I’m not a doctor, obviously but I have been through this before, same area, same side. Hell, even starting with the same test (ultrasound). However, what is different this time is that the nodule is on my thyroid. Before it was just next two it. I’ve been losing weight recently, a significant amount. I think it’s related to no appetite from situations between J and I. Another significant thing I do not have this time is night sweats. Before I was diagnosed with lymphoma, nightly bed sheet changes happened in my household due to profuse night sweats. I don’t have any currently and that is a good sign, I hope. Thyroid cancer is rare (90-95% of nodules are benign and approximately 2 out of 20 nodules are cancerous) but the rising incidence of this type of cancer makes thyroid cancer the fastest growing cancer compared to any other cancer (in terms of incidences).

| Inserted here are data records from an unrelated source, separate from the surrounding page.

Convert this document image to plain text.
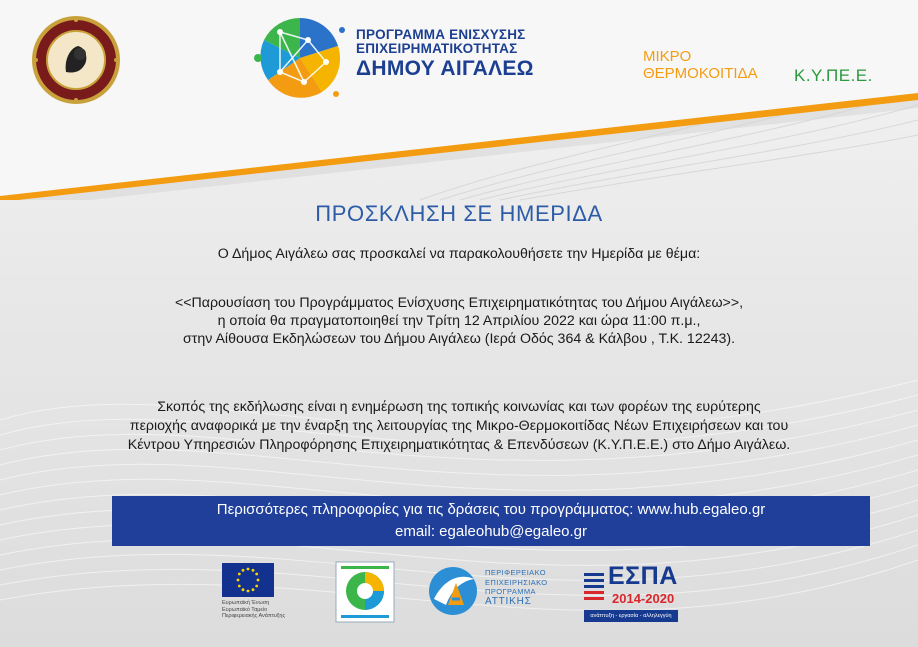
ΠΡΟΓΡΑΜΜΑ ΕΝΙΣΧΥΣΗΣ
ΕΠΙΧΕΙΡΗΜΑΤΙΚΟΤΗΤΑΣ
ΔΗΜΟΥ ΑΙΓΑΛΕΩ
ΜΙΚΡΟ
ΘΕΡΜΟΚΟΙΤΙΔΑ Κ.Υ.ΠΕ.Ε.
ΠΡΟΣΚΛΗΣΗ ΣΕ ΗΜΕΡΙΔΑ
Ο Δήμος Αιγάλεω σας προσκαλεί να παρακολουθήσετε την Ημερίδα με θέμα:
<<Παρουσίαση του Προγράμματος Ενίσχυσης Επιχειρηματικότητας του Δήμου Αιγάλεω>>,
η οποία θα πραγματοποιηθεί την Τρίτη 12 Απριλίου 2022 και ώρα 11:00 π.μ.,
στην Αίθουσα Εκδηλώσεων του Δήμου Αιγάλεω (Ιερά Οδός 364 & Κάλβου , Τ.Κ. 12243).
Σκοπός της εκδήλωσης είναι η ενημέρωση της τοπικής κοινωνίας και των φορέων της ευρύτερης
περιοχής αναφορικά με την έναρξη της λειτουργίας της Μικρο-Θερμοκοιτίδας Νέων Επιχειρήσεων και του
Κέντρου Υπηρεσιών Πληροφόρησης Επιχειρηματικότητας & Επενδύσεων (Κ.Υ.Π.Ε.Ε.) στο Δήμο Αιγάλεω.
Περισσότερες πληροφορίες για τις δράσεις του προγράμματος: www.hub.egaleo.gr
email: egaleohub@egaleo.gr
Ευρωπαϊκή Ένωση
Ευρωπαϊκό Ταμείο
Περιφερειακής Ανάπτυξης
ΠΕΡΙΦΕΡΕΙΑΚΟ
ΕΠΙΧΕΙΡΗΣΙΑΚΟ
ΠΡΟΓΡΑΜΜΑ
ΑΤΤΙΚΗΣ
ΕΣΠΑ
2014-2020
ανάπτυξη - εργασία - αλληλεγγύη
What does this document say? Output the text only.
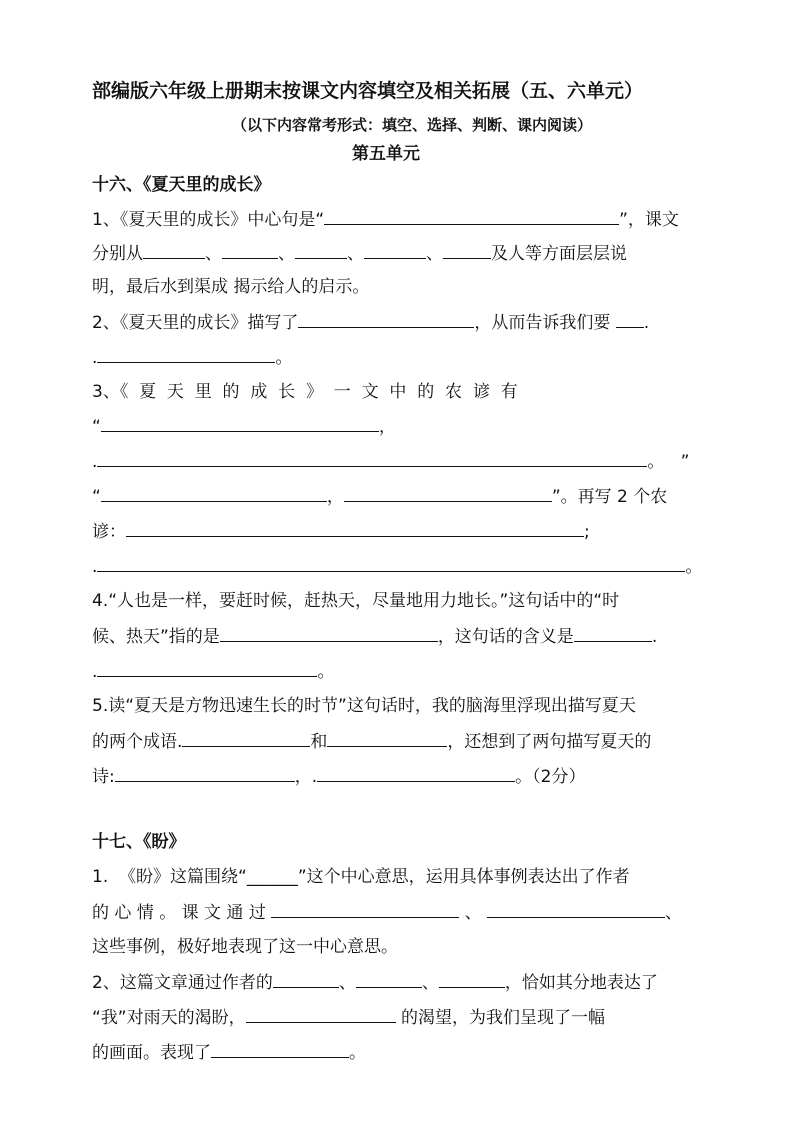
部编版六年级上册期末按课文内容填空及相关拓展（五、六单元）
（以下内容常考形式：填空、选择、判断、课内阅读）
第五单元
十六、《夏天里的成长》
1、《夏天里的成长》中心句是“	”，课文
分别从	、	、	、	、	及人等方面层层说
明，最后水到渠成 揭示给人的启示。
2、《夏天里的成长》描写了	，从而告诉我们要 .
.	。
3、《  夏  天  里  的  成  长  》  一  文  中  的  农  谚  有
“	，
.	。   ”
“	，	”。再写 2 个农
谚：	;
.	。
4.“人也是一样，要赶时候，赶热天，尽量地用力地长。”这句话中的“时
候、热天”指的是	，这句话的含义是	.
.	。
5.读“夏天是方物迅速生长的时节”这句话时，我的脑海里浮现出描写夏天
的两个成语.	和	，还想到了两句描写夏天的
诗:	，.	。（2分）
十七、《盼》
1.  《盼》这篇围绕“______”这个中心意思，运用具体事例表达出了作者
的 心 情 。 课 文 通 过	、	、
这些事例，极好地表现了这一中心意思。
2、这篇文章通过作者的	、	、	，恰如其分地表达了
“我”对雨天的渴盼，	的渴望，为我们呈现了一幅
的画面。表现了	。
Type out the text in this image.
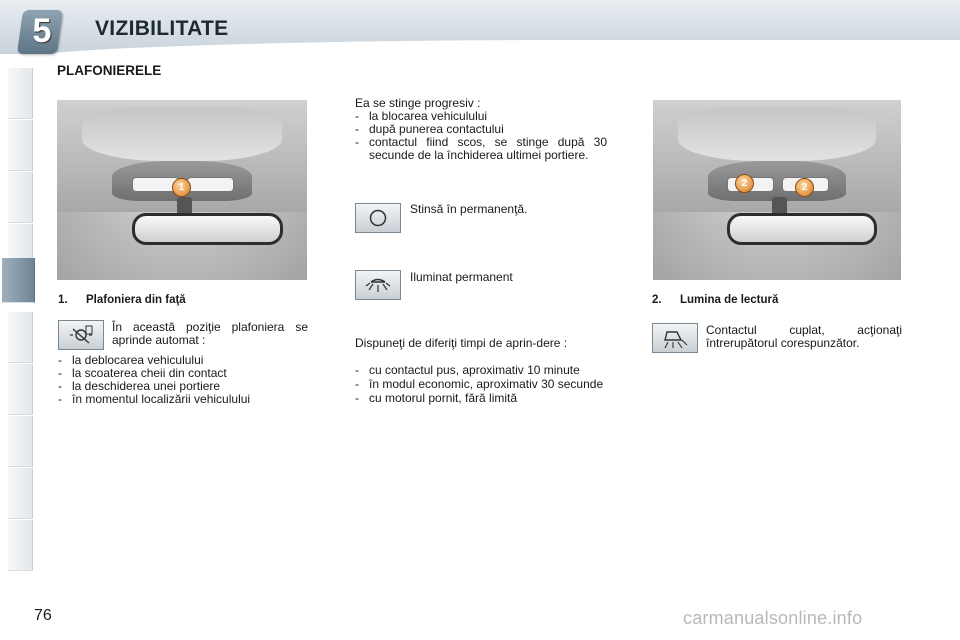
5 VIZIBILITATE
PLAFONIERELE
1	2	2
1. Plafoniera din faţă
În această poziţie plafoniera se aprinde automat :
- la deblocarea vehiculului
- la scoaterea cheii din contact
- la deschiderea unei portiere
- în momentul localizării vehiculului
Ea se stinge progresiv :
- la blocarea vehiculului
- după punerea contactului
- contactul fiind scos, se stinge după 30 secunde de la închiderea ultimei portiere.
Stinsă în permanenţă.
Iluminat permanent
Dispuneţi de diferiţi timpi de aprin-dere :
- cu contactul pus, aproximativ 10 minute
- în modul economic, aproximativ 30 secunde
- cu motorul pornit, fără limită
2. Lumina de lectură
Contactul cuplat, acţionaţi întrerupătorul corespunzător.
76	carmanualsonline.info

Characteristics of thyroid nodule cancer (√ for characteristics of my nodule):
- single nodule√
- solid composition of nodule√
- normal thyroid levels (t4 and TSH – my labs were normal) √
- hypoechoic and solid√
- ill defined√
- dysphagia (trouble swallowing)√
- family history
More common for:
- history of radiation, especially to the head and/or neck√
Why am I worried? My history of cancer, recent symptoms, the location of this nodule and the lymph node involvement. I have tried not to worry about it and put it out of my mind, but anxiety attack I experienced this past weekend made it ever more a constant thought and now worry. Honestly, if I do get the news the week after the 28th that it is cancer, I don’t know what I’ll do at this point. I don’t think it would just be as simple as taking out my thyroid gland since there is lymph node involvement. I don’t know that I could go through chemo again, radiation wasn’t too bad though.
As I listened to that voicemail and read the results of the ultrasound, my first thought honestly was J.
Things just keep trying to kill me, and I just keep on living. You know why? Because I’m on the pursuit of happiness. This song has so much meaning for me, more than I could ever put in to words. Speaking of words, I say I’ve talked too much here so I’m just going to press play and jam out to my favorite tune.